In the wake of this failure, Azad re-evaluated his strategy and switched to mainstream party politics. He formed the Madhes Mukti Morcha in 1997, which two years later merged with Madhesi Janadhikar Forum (MJF) and campaigned for a federal system and a more autonomous Madhes. In 2006, however, he returned to the path of armed revolution, spending time across the border in India and setting up the Madhes Mukti Tigers (Madhes Liberation Tigers) in Sunsari district. Although it was one of the most active underground armed groups in Madhes during that period, it only lasted for a short time.
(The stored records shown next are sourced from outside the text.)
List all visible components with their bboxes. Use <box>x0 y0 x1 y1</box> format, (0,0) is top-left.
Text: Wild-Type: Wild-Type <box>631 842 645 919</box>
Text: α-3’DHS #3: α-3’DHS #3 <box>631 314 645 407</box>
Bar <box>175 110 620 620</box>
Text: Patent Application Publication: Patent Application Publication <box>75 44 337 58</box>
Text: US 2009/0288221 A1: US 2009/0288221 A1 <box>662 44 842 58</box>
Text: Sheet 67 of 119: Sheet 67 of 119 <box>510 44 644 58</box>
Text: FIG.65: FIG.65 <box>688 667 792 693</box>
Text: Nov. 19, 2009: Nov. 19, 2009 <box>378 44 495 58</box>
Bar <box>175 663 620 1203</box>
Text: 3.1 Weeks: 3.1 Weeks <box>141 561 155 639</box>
Azad’s retreat back into radical, separatist politics can be seen as a rejection of the very notion of a ‘deal space’. According to this position, the problem was one of ‘internal colonialism’ and the imperative was to expose contradictions rather than make deals: ‘we are a very dangerous people to the government – they are watching us carefully...by legal and constitutional means the Madhesi can get nothing.’ The Mukti Tigers were formed ‘in great haste’, but Azad left after he became disillusioned with the growing influence of criminal elements and the indiscipline of his cadres. He contested and lost parliamentary elections in 2008 for the MJF, and subsequently left the party, concerned about the Maoist influence in the organisation. After the failure of Mukti Tigers, Azad joined a political campaign led by the Madhesi politician JP Gupta – Tarai Madhes Rastriya Abhiyaan (TaMaRa). Azad continues to work with the TaMaRa Campaign and has abandoned armed revolution in support of a more peaceful strategy.
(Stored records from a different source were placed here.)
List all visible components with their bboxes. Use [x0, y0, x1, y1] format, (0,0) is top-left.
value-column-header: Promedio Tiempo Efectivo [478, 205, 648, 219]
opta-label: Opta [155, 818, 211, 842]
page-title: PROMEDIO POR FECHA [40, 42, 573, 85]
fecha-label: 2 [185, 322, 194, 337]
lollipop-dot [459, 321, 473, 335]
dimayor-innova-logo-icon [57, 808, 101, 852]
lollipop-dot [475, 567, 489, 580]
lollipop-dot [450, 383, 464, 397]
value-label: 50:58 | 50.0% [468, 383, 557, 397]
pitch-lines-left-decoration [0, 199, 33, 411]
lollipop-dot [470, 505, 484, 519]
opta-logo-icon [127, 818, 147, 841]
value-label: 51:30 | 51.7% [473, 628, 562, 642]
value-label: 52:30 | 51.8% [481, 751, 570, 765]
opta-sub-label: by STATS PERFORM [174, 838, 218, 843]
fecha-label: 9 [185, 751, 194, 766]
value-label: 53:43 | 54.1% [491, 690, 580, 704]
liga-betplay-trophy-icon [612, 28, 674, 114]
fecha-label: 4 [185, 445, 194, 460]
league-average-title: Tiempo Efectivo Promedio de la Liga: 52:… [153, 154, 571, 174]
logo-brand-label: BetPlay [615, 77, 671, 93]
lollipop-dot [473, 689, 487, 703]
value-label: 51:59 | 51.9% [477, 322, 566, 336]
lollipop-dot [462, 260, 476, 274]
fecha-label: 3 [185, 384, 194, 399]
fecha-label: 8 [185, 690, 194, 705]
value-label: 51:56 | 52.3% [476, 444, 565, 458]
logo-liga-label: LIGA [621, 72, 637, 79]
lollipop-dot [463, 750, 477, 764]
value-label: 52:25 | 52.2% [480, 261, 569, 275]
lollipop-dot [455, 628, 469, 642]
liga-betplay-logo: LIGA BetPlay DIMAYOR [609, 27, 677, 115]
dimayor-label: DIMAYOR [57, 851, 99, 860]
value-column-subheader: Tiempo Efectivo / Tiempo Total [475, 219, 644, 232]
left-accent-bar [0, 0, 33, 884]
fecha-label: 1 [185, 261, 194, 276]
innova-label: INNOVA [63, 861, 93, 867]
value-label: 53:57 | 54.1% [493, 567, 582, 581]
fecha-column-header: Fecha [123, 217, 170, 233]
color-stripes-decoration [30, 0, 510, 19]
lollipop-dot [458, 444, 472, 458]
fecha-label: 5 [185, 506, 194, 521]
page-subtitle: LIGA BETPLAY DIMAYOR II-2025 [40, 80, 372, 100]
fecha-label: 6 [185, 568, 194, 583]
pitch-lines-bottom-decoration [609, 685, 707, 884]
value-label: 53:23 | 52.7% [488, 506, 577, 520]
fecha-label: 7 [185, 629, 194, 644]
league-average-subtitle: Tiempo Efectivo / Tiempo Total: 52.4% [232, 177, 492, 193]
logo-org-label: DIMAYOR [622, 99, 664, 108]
There appears to be a recurring pattern to Azad’s political career. Attempts to enter formal Madhesi politics and to play a brokering role, usually involving mediating between Madhesi leaders and their support base in the Tarai, lead to disillusionment and a return to more radical politics. In many respects Azad is too much of a purist and an ideologue to play the role of broker for any length of time. While he believes an armed revolution may emerge in the future, he feels that people in the Tarai are not yet ready for such a movement. But he remains committed to this option: ‘If all other doors are closed then you may have to resort to violence. It all depends on the thoughts and actions of the state ruling class.’
However, this position is not widely supported within the Madhesi political movement and Azad remains a marginal figure. His radical position and lack of networks in Kathmandu mean he has limited direct influence on the ‘deal space’ that opened up after 2007. At the same time, Madhesi politicians can use the threat that radicals like Azad represent to extract concessions from the centre. Azad’s life highlights the complex linkages between leftist, Maoist and Madhesi political mobilisation, the intense jockeying for position that characterised the emergent Madhesi movement, and the interplay between armed revolutionaries and mainstream multi-party politics.